The goal of IdaBot is for farmers to use it however they need, like for spraying chemicals or harvesting fruit with a robotic arm attachment. The robotic device is a result of work from a specialty crop block grant from the US Department of Agriculture. Fruits, vegetables, and tree nuts are some of the more common specialty crops. Idaho ranks in the top 5 specialty crop producers in the nation, according to their research.

Students are currently working on the second phase of the device; getting IdaBot to estimate early fruit yields.

"We're giving a prediction of the fruit, but the goal is to give them more information on where their trees are going best, or maybe blossoms will indicate how healthy their tree is," said a senior student at Northwest Nazarene University Sam Roth.

They're using artificial intelligence to train the robot to determine where the fruit actually is.

"So we had to find data points in our sample pictures of what the blossoms RGB colors are and what not blossoms, are," said freshman student Trevor Braddock.

Eventually, they're trying to transfer that video feed into an app so farmers can monitor it remotely.

"Everyone has a phone these days, smartphones, so we're trying, and so they can just download it and then just take pictures of the trees they want to get the estimated crop yield for," said freshman student Joseph Bulanon.

Determining fruit yields early is vital for both storage and economic purposes for farmers.

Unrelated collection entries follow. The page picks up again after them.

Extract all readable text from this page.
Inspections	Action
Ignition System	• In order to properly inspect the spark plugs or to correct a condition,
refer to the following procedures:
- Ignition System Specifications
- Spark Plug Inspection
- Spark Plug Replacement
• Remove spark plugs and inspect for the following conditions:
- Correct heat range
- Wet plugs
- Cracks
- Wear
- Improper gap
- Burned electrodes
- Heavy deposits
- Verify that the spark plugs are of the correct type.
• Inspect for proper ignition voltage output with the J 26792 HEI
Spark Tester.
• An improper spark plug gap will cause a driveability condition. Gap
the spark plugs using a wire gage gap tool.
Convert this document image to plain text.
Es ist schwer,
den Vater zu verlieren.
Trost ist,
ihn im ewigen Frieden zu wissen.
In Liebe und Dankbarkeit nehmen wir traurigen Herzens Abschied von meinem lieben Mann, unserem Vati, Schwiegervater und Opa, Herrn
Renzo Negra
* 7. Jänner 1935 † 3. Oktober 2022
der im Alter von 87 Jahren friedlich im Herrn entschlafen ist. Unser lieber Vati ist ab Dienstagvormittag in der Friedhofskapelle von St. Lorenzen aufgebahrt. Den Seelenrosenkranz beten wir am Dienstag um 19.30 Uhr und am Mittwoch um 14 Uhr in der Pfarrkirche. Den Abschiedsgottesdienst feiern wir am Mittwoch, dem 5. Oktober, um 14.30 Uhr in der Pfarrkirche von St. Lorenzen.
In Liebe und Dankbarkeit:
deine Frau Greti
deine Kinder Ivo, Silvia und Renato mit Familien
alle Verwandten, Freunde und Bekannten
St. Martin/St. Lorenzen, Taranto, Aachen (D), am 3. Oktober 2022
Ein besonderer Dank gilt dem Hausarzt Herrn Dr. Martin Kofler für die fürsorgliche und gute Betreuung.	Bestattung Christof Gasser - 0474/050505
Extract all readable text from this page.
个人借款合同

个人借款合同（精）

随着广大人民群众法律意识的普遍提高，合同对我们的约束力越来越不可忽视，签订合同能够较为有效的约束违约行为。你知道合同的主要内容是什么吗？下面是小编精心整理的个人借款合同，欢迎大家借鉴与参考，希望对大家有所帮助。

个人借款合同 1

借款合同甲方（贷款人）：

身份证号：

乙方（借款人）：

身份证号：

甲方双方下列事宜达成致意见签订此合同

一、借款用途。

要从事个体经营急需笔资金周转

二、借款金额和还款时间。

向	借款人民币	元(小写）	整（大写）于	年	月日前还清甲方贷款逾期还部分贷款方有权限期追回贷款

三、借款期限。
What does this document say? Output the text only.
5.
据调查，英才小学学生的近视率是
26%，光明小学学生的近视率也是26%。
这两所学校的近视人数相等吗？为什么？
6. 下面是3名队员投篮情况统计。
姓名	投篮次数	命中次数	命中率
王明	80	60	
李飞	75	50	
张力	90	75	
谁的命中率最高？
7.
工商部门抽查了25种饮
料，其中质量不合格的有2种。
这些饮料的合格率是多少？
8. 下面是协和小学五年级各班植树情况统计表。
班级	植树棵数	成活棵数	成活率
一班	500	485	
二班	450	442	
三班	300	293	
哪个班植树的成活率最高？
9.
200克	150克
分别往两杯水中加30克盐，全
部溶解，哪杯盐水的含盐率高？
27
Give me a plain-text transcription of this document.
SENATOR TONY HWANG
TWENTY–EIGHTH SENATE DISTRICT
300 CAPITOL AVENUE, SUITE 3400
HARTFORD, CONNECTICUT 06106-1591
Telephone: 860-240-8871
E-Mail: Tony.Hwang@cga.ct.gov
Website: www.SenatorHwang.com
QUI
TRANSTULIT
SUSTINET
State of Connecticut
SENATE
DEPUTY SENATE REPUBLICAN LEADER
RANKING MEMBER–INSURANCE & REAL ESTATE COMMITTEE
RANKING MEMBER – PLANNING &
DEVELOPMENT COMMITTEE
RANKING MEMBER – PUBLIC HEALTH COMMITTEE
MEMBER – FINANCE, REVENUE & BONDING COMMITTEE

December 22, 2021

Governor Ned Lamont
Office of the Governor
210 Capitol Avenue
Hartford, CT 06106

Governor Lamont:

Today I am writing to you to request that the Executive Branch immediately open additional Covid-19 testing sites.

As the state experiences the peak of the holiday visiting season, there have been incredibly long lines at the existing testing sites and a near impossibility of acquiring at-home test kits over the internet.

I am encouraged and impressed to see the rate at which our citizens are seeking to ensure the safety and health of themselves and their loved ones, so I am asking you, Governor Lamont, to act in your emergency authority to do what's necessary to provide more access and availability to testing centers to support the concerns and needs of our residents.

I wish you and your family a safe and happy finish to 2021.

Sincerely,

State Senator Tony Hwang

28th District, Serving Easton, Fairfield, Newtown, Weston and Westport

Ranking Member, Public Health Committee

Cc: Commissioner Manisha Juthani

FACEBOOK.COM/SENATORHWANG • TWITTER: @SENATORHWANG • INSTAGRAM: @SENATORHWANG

"Farmers told me, I'm working with Symms Fruit Ranch, and Williamson Fruit Ranch and what they told me is if you market your fruit late in the season, the prices of the fruit drop by 20%," said Bulanon.

It's still not quite the season to see their work in action in the orchards, but students say they won't stop until they see their work in action.

"I've learned more doing this research than actually learning from a classroom, cause in a classroom they tell you what to learn and you really don't know what you're going to use outside of that," said Joseph, "but like here in the research, I actually have to produce results,"

"I want it to work and be practical for farmers, not just for them but for us to be able to say we did something that was successful and worked," said Roth.